Nicht ein mal drei Tage, doch für Manu fühlte es sich an wie eine Ewigkeit.
Es war Samstag Nachmittag, er war noch nicht ein Mal vierundzwanzig Stunden Zuhause und schon hätte er am liebsten losgeheult. Egal, wie schlimm es auf dem Internat zeitweise war – wie unwillkommen oder ungeliebt er sich fühlte. Egal, wie weh Patrick ihm tat oder wie viel Angst er ihm machte: Kaum war er Zuhause, wusste Manu wieder, warum ihm das Internat trotzdem tausend Mal lieber war.
Seine Brüder hassten ihn nicht wirklich - dessen war er sich fast sicher – aber trotzdem schafften sie es jedes Mal, ihn zu verletzen in ihrer Art, miteinander umzugehen, die einfach viel gröber war als das, was Manu vertrug. Wenn alle vier Jungs auf einem Haufen waren, flogen gerne mal nicht nur metaphorisch die Fetzen. Kaum war Manu allerdings mit einem von ihnen alleine – so wie gerade eben mit Tobi, der ihm half, sein blaues Auge zu überschminken – waren sie doch irgendwie ganz die großen Brüder, die versuchten, sich nicht anmerken zu lassen, dass sie die kleine Nervensäge, über die sie so gerne schimpften, eigentlich doch ganz gerne mochten.
Manu zuckte kurz zusammen, als Tobi erneut ungeschickt eine verfärbte Stelle seines Gesichts berührte und es bei dem Versuch, Make-up darauf zu verteilen, bloß noch schmerzhafter machte. Irgendwie war es gestern mal wieder zum Streit gekommen und so hatte Manu wieder Mal Schläge kassiert – von welchem seiner Brüder hätte er nicht ein Mal genau sagen können, viel zu chaotisch war alles gewesen. Natürlich hatten auch die Anderen sich nicht gegenseitig verschont (besonders Sebastian und Tobi hatten es gestern aufeinander abgesehen gehabt), aber die hatten trotzdem bei weitem nicht so starke Spuren davon getragen wie der Jüngste von ihnen.
»Super. Man sieht es kaum noch. Heute Abend, wenn es ein bisschen dunkler ist, wird das keinem Auffallen. Und wenn doch, denkst du dir irgendeine Geschichte von einer netten Prügelei aus. Damit kriegst du locker ein Mädel rum.«
Manu seufzte, versuchte aber, sich nichts anmerken zu lassen.
Tobi wusste nichts von seiner Sexualität.

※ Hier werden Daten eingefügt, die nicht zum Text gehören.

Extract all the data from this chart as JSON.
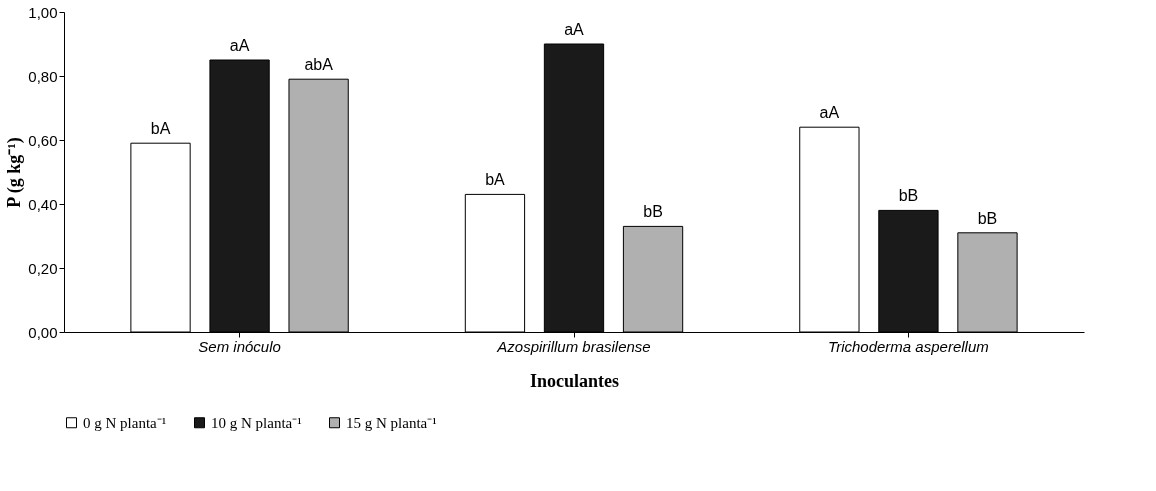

Er sagte so etwas nicht, um ihm eins auszuwischen. Bloß musste Manu sich das immer wieder ins Gedächtnis rufen.
Heute Abend würde er mit seinem Bruder und ein paar von dessen Freunden trinken gehen – irgendwer feierte einen Geburtstag, auf den Tobi klar gemacht hatte, dass Manu mitkommen konnte. Und lieber, als Zuhause rumzusitzen und zu streiten war es ihm alle mal. Nur ein Bruder statt drei hieß nur ein Bruchteil der Streits die sie hatten. Und die Gesellschaft Fremder sollte dafür sorgen, dass sogar dieser übrig gebliebene Bruchteil entfallen würde.
Manu zwang sich, sich selbst im Spiegel ein Lächeln zu schenken.
Morgen Abend würde er wieder zurück ins Internat dürfen – zwar zurück zu seinen alten Problemen, aber immerhin weg von der zusätzlichen Last dreier streitlustiger älterer Brüder.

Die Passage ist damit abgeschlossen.